例文2:同規模の急性期病棟(夜勤あり)から別の急性期病棟へ転職する場合
【ポイント】即戦力としてのアピールと、応募先ならではの魅力を強調
貴院が注力されている〇〇領域(例:循環器内科)の高度な専門性と、チーム医療を重んじる風土に深く共感し、志望いたしました。前職の総合病院では〇年間、急性期病棟にて月〇回の夜勤を含むシフト勤務に従事してまいりました。夜間の少ない配置の中でも、冷静に状況をアセスメントし、医師や他職種と連携して急変対応を円滑に行うスキルを培ってきました。この経験は、貴院においても即戦力として活かせると考えております。これまでの経験を礎に、貴院の専門的な環境下でさらに知識を深め、より質の高い看護を提供することで貢献したいと考えております。
例文3:本音は「給与アップ」だが、それを前向きに変換する場合
【ポイント】「給与」という言葉は使わず、「モチベーション」や「自立」に変換する
患者様に寄り添う充実した看護体制と、職員の働きやすさを両立されている貴院の環境に惹かれ志望いたしました。

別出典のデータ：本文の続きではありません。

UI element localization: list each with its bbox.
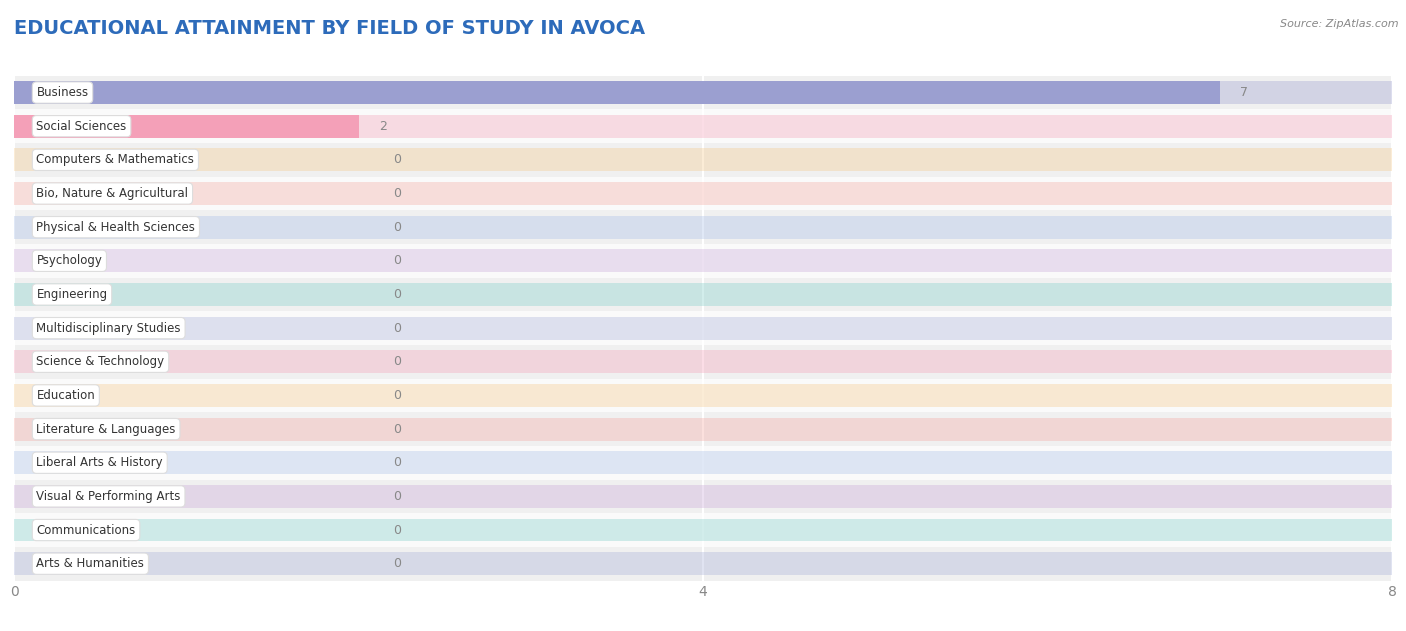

私は看護師としてより高いレベルのケアを提供するためには、生活基盤の安定と、それによる精神的なゆとりが不可欠であると考えております。貴院のように、夜勤を含むシフト勤務に対して適正な評価と還元を行っている環境であれば、モチベーション高く、長期的にキャリアを築いていけると確信しております。前職で培った〇〇の経験と、自己管理能力の高さを活かし、貴院の夜間看護においても責任感を持って業務を遂行し、チームに貢献してまいります。
まとめ:NGワードを避け、熱意と適性を言葉にしよう
志望動機を作成する際、「家から近いから」「給料が高いから」「前の職場が嫌だったから」といった、自分本位な理由やネガティブな理由はNGです。
夜勤ありの求人では、「夜勤の厳しさを理解し、体力的に乗り切る自信があること」「これまでの経験をどう活かすか」「その病院で長く働きたいという熱意」の3点をしっかりと伝えることが、書類選考通過の鍵となります。今回紹介した構成と例文を参考に、あなた自身の言葉で力強い志望動機を完成させてください。